I create a table table1
with a single column column1
declared as VARCHAR(100)
-
CREATE TABLE table1 (
-> column1 VARCHAR(100)
-> );
DESCRIBE table1;
+---------+--------------+------+-----+---------+-------+
| Field | Type | Null | Key | Default | Extra |
+---------+--------------+------+-----+---------+-------+
| column1 | varchar(100) | YES | | NULL | |
+---------+--------------+------+-----+---------+-------+
Now I create another table table2
from table1
where I create a single column column2
and declaring it by casting column1
from table1
as CHAR(100)
-
CREATE TABLE table2 AS
-> SELECT CAST(column1 AS CHAR(100)) AS column2
-> FROM table1;
DESCRIBE table2;
+---------+--------------+------+-----+---------+-------+
| Field | Type | Null | Key | Default | Extra |
+---------+--------------+------+-----+---------+-------+
| column2 | varchar(100) | YES | | NULL | |
+---------+--------------+------+-----+---------+-------+
Here, strangely enough, even after casting VARCHAR(100)
AS CHAR(100)
, the declaration still remains as VARCHAR(100)
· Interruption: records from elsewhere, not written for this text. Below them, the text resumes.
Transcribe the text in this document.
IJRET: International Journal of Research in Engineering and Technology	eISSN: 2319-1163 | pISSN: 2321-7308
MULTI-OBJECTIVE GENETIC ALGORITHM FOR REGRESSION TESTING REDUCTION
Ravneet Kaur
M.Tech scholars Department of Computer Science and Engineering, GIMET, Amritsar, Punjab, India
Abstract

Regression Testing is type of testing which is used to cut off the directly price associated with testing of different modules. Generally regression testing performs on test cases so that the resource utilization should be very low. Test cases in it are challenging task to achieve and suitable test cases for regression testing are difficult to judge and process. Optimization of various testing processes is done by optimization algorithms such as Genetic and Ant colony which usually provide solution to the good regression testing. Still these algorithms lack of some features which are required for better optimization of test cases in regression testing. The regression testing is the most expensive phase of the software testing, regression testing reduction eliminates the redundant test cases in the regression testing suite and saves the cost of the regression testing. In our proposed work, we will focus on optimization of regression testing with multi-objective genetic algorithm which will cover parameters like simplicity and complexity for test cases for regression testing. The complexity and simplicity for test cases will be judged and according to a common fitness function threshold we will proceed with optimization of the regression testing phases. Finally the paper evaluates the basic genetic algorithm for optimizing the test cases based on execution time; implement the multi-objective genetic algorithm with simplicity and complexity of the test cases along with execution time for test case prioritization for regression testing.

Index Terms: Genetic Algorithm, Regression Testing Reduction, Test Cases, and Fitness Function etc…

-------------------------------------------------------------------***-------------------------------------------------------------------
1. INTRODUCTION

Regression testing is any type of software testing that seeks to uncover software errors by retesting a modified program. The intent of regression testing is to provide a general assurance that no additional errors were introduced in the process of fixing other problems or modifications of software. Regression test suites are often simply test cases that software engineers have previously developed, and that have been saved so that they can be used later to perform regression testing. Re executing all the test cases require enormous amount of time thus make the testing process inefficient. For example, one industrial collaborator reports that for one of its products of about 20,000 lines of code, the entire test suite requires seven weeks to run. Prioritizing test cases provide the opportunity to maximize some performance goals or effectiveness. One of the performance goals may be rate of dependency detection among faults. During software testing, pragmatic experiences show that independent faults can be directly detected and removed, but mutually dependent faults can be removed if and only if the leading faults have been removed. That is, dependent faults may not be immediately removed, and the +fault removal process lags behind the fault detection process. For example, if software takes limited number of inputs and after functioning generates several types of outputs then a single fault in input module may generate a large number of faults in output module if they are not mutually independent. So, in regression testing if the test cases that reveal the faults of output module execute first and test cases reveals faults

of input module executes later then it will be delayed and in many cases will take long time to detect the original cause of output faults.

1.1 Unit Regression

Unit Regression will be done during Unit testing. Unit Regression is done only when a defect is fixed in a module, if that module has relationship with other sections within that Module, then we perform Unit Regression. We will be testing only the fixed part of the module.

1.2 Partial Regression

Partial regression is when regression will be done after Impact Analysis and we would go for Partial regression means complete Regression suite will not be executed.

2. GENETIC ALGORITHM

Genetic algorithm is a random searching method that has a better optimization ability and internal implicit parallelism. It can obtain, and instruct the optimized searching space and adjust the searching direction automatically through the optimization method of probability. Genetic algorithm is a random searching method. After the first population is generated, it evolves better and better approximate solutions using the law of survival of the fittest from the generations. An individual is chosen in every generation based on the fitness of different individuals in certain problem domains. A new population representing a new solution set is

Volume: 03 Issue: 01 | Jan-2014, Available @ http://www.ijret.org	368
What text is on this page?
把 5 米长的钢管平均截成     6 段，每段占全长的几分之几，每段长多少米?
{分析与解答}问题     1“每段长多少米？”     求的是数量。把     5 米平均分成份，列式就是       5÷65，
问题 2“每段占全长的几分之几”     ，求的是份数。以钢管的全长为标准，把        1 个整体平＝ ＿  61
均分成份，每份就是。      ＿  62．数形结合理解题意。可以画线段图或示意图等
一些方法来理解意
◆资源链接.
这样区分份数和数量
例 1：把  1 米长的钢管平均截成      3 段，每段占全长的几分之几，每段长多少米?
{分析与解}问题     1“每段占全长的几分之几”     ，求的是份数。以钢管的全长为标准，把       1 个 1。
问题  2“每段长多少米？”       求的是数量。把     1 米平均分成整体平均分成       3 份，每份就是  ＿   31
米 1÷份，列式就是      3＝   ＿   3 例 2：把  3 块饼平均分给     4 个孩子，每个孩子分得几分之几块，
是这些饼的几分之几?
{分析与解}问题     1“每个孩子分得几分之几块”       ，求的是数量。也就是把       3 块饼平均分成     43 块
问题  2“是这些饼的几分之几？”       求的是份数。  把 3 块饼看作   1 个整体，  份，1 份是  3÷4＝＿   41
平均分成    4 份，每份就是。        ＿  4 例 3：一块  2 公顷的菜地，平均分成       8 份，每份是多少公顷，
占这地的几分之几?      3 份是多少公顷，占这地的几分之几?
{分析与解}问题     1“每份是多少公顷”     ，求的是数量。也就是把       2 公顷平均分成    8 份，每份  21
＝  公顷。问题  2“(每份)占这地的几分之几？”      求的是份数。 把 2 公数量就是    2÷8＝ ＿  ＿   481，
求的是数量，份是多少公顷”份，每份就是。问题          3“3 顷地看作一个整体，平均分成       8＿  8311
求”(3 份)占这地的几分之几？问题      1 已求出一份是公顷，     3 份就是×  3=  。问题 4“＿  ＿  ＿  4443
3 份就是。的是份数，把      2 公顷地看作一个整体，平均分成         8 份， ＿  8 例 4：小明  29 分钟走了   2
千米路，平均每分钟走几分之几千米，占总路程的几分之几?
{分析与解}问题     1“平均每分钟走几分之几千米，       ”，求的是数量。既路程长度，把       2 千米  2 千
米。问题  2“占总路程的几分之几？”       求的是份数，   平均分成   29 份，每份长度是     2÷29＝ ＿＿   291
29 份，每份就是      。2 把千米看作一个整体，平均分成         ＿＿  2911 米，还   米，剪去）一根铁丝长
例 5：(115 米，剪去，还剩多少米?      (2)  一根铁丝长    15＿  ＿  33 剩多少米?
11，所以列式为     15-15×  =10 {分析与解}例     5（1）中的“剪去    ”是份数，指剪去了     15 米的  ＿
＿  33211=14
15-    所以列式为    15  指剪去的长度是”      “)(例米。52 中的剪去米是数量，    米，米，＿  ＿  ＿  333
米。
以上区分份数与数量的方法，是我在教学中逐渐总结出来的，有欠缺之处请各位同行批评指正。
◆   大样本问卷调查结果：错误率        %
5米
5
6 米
Now, I wanted to make sure that creating a new table with column declared by casting actually works. So I tried with casting FLOAT
to DECIMAL
as follows -
CREATE TABLE table3 (
-> column3 FLOAT
-> );
DESCRIBE table3;
+---------+-------+------+-----+---------+-------+
| Field | Type | Null | Key | Default | Extra |
+---------+-------+------+-----+---------+-------+
| column3 | float | YES | | NULL | |
+---------+-------+------+-----+---------+-------+
CREATE TABLE table4 AS
-> SELECT CAST(column3 AS DECIMAL) AS column4
-> FROM table3;
DESCRIBE table4;
+---------+---------------+------+-----+---------+-------+
| Field | Type | Null | Key | Default | Extra |
+---------+---------------+------+-----+---------+-------+
| column4 | decimal(10,0) | YES | | NULL | |
+---------+---------------+------+-----+---------+-------+
Here FLOAT
gets correctly casted to DECIMAL
. So why can't I cast VARCHAR
to CHAR
. Also if casting of VARCHAR
to CHAR
doesn't work, why am I not getting any error?
Here, strangely enough, even after casting VARCHAR(100) AS CHAR(100), the declaration still remains as VARCHAR(100)
This is not strange behavior. It is clearly documented:
- CHAR[(N)] [charset_info]
Produces a string with the VARCHAR data type. except that when the expression expr is empty (zero length), the result type is CHAR(0).
I'm the first to admit that it is rather counterintuitive, but it is how MySQL works. If you want a char()
then either create the table with that type and insert into it or alter it afterwards.